The architects conceived the new Central Library building as a celebration of books, deciding after some research that despite the arrival of the 21st century and the "digital age," people still respond to books printed on paper. The 11-story Central Library has a capacity for over 1.5 million books, in comparison to only 900,000 in the old library building. The architects also worked to make the library inviting to the public, rather than stuffy, which they discovered was the popular perception of libraries as a whole.
Although the library is an unusual shape from the outside, the architects' philosophy was to let the building's required functions dictate what it should look like, rather than imposing a structure and making the functions conform to that.
For example, a major section of the building is the "Books Spiral," (designed to display the library's nonfiction collection without breaking up the Dewey Decimal System classification onto different floors or sections). The collection spirals up through four stories on a continuous series of shelves. This allows patrons to peruse the entire collection without using stairs or traveling to a different part of the building.

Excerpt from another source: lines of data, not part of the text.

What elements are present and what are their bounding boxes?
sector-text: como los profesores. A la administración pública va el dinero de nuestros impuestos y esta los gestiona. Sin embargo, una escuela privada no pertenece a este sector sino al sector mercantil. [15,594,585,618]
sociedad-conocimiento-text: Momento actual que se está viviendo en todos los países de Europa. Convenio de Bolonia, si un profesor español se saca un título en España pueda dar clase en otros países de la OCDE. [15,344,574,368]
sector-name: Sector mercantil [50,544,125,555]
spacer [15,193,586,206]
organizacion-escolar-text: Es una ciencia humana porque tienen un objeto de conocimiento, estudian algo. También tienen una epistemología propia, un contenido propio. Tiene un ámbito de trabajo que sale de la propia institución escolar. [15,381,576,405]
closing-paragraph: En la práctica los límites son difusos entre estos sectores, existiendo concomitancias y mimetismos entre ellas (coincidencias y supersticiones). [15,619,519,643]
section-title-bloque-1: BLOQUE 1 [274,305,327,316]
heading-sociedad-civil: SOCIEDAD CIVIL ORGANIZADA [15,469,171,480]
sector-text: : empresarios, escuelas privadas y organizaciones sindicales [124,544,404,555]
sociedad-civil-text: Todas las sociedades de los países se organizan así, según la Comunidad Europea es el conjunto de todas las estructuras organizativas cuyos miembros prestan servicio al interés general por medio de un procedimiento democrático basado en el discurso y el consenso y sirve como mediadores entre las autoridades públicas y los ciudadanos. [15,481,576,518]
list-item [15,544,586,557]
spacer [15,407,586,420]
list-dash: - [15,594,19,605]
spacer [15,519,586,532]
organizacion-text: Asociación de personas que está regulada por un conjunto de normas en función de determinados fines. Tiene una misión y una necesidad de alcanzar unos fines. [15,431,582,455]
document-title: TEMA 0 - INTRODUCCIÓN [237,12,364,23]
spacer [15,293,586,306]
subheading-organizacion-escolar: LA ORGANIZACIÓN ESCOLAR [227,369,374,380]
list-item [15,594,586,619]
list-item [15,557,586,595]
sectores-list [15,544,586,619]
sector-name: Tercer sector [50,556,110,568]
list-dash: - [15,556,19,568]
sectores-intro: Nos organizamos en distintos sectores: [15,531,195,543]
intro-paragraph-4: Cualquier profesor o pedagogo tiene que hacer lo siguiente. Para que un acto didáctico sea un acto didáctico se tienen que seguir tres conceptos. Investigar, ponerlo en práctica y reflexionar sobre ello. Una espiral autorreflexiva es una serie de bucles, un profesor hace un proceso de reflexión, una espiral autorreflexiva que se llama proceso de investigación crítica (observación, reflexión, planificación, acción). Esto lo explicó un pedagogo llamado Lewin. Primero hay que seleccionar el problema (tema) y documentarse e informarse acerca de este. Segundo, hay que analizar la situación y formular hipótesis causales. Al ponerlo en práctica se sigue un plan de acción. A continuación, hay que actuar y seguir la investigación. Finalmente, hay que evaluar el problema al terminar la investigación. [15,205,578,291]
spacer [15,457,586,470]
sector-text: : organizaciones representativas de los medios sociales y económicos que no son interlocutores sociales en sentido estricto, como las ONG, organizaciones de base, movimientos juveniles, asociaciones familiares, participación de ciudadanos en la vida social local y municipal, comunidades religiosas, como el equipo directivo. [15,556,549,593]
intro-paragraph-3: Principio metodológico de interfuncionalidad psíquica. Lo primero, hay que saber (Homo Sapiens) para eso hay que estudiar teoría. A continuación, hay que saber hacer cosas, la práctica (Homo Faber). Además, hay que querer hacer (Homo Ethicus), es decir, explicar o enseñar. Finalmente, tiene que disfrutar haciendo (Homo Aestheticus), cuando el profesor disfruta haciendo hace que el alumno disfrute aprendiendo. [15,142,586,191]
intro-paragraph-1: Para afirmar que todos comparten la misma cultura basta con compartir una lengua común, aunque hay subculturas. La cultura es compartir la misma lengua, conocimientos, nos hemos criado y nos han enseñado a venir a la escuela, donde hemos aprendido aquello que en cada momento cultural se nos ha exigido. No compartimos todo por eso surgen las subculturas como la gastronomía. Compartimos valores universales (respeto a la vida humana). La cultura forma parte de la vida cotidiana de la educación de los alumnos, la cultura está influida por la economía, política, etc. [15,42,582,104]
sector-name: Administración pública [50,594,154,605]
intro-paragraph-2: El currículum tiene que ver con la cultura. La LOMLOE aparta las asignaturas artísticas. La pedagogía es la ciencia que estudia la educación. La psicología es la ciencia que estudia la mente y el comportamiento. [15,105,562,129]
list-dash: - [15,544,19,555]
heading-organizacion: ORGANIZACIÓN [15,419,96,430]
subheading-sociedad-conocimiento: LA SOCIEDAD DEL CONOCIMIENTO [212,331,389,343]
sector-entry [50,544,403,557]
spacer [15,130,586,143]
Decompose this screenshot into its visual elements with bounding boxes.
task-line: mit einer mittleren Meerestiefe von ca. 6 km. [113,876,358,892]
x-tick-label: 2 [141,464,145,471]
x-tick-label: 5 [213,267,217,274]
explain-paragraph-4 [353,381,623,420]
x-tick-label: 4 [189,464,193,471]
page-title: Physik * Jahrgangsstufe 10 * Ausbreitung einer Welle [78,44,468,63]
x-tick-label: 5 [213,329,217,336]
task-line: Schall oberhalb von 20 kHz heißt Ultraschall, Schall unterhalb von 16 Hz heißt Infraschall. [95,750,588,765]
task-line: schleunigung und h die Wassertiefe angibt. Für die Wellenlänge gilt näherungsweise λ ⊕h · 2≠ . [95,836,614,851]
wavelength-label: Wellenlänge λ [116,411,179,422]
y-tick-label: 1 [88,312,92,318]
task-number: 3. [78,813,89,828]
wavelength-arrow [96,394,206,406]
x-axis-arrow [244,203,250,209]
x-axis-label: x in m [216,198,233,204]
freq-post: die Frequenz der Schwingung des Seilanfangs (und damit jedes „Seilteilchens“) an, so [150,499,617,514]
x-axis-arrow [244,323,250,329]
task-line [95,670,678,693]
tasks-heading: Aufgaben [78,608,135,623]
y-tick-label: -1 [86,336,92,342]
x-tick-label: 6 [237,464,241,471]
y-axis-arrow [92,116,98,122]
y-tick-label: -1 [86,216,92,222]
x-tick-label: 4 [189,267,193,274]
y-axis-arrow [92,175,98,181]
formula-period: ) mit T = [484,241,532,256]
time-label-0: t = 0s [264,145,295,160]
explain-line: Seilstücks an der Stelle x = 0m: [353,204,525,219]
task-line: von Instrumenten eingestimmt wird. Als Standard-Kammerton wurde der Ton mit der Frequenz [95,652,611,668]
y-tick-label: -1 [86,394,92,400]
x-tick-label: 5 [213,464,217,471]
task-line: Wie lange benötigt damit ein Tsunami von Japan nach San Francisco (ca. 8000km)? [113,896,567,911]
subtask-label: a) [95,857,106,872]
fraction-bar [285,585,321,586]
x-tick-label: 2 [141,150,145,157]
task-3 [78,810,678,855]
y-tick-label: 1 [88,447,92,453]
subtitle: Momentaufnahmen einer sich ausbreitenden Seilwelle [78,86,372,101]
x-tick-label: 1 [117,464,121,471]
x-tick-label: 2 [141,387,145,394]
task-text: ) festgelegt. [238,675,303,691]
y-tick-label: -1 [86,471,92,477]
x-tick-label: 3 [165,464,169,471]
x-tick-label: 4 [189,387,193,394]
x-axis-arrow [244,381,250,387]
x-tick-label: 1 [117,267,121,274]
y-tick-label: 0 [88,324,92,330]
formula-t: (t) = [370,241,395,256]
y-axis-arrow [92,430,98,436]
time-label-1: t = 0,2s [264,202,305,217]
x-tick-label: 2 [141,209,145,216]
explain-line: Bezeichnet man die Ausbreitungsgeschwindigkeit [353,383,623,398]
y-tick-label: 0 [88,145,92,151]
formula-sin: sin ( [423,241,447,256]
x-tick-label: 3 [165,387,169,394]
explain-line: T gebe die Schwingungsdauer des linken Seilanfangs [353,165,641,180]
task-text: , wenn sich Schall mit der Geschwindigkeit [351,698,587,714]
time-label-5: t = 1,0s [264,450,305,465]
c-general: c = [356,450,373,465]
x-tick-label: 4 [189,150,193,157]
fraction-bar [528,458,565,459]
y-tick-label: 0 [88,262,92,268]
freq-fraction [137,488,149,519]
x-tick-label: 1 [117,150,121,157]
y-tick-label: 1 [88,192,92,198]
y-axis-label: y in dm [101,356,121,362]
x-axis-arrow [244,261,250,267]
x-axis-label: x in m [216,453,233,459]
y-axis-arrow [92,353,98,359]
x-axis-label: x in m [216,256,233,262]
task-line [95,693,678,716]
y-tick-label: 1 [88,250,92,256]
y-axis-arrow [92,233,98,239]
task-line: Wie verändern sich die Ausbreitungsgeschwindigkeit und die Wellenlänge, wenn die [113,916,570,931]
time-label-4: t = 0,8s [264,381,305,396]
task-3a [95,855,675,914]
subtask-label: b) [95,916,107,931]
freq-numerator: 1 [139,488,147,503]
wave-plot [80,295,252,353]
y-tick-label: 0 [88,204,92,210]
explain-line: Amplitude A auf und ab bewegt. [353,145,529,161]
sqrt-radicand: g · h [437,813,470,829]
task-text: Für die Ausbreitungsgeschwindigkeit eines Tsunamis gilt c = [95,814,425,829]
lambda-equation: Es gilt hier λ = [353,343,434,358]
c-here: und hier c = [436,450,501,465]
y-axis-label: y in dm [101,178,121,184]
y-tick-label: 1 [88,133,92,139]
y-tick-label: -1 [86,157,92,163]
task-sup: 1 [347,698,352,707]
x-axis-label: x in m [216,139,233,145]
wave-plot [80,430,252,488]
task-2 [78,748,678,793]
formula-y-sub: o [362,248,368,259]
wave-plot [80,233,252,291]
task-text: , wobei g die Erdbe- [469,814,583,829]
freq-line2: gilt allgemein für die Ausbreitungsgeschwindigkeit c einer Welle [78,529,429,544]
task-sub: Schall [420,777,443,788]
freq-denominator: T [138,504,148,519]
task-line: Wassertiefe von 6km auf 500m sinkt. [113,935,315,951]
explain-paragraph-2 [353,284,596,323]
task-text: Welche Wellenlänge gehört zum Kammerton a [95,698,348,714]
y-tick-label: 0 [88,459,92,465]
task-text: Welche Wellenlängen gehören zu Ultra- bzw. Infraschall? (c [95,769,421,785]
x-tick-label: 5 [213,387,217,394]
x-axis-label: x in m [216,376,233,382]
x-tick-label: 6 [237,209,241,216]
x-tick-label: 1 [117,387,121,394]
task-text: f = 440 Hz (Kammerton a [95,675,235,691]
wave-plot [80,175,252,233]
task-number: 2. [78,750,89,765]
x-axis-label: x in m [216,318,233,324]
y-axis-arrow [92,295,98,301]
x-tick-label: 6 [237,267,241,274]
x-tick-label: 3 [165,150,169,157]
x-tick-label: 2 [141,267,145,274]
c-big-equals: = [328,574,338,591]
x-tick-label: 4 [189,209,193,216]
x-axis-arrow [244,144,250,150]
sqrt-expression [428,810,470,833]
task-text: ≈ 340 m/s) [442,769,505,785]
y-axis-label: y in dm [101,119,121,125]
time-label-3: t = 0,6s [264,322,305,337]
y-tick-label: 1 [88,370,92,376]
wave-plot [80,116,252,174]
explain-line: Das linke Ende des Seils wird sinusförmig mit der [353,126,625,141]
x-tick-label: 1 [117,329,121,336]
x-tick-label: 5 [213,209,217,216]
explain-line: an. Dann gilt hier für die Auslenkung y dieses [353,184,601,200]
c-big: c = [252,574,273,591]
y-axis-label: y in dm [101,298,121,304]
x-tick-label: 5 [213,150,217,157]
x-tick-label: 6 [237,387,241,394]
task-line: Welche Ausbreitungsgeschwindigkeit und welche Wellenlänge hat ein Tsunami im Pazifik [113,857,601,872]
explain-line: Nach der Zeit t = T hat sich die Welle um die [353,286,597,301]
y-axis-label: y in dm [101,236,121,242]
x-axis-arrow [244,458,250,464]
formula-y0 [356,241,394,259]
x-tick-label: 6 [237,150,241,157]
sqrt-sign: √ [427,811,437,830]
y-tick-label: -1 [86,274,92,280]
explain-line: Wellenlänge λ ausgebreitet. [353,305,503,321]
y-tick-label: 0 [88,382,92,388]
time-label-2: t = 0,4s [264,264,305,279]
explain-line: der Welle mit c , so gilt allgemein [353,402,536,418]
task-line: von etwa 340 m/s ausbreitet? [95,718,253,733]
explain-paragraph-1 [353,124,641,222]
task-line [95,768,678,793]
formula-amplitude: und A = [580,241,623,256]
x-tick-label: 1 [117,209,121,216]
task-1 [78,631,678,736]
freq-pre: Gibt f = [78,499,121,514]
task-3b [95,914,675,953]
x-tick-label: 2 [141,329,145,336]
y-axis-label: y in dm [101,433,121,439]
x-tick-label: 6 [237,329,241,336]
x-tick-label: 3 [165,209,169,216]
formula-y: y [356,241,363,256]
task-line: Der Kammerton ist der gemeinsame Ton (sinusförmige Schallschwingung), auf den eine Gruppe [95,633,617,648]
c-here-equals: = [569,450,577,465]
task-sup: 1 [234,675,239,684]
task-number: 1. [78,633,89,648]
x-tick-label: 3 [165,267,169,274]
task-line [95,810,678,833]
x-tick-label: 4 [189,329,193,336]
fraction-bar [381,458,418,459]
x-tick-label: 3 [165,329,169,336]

Other internal features include; the Microsoft Auditorium on the ground floor, the "Living Room" on the third floor (designed as a space for patrons to read), the Charles Simonyi Mixing Chamber (a version of a reference desk that provides interdisciplinary staff help for patrons who want to have questions answered or do research), and the Betty Jane Narver Reading Room on level 10 (with views of Elliott Bay).
New functions include automatic book sorting and conveyance, self-checkout for patrons, pervasive wireless communications among the library staff, and over 400 public computer terminals.
Use of the building is more than double the predicted volume. In the library's first year, 2.3 million people came to visit the library; roughly 30% were from outside Seattle. The library generated $16 million in new economic activity for its surrounding area in its first year. The opinion of architectural critics and the general public has been mixed. Paul Goldberger, writing in The New Yorker, declared the Seattle Central Library "the most important new library to be built in a generation, and the most exhilarating." The American Council of Engineering Companies (ACEC) of Washington awarded the Library its Platinum Award for innovation and engineering in its "structural solutions". The library also received a 2005 national AIA Honor Award for Architecture.
Lawrence Cheek, the architecture critic for the Seattle Post-Intelligencer, revisited the building in 2007 and found it "confusing, impersonal, uncomfortable, oppressive" on the whole, with various features "decidedly unpleasant," "relentlessly monotonous," "badly designed and cheesily detailed," "profoundly dreary and depressing," and "cheaply finished or dysfunctional," concluding that his earlier praise for the building was a "mistake."
The library was roundly condemned by the Project for Public Spaces, which noted "if the library were a true 'community hub,' its most active areas would connect directly to the street, spinning off activity in every direction. That is where Koolhaas's library, sealed away from the sidewalks and streets around it, fails completely." It went on to note "critics have cast it as a masterpiece of public space design. As if blinded by the architect's knack for flash and publicity, they cannot locate, or perhaps refuse to acknowledge, the faults in his creation."
The confusing layout of the library's structure was also addressed in a book by architect Ruth Conroy Dalton and cognitive scientist Christoph Hölscher, called Take One Building : Interdisciplinary Research Perspectives of the Seattle Central Library. Researchers examined it as a model case for investigating the interplay between the building's complexity and individual differences in wayfinding ability.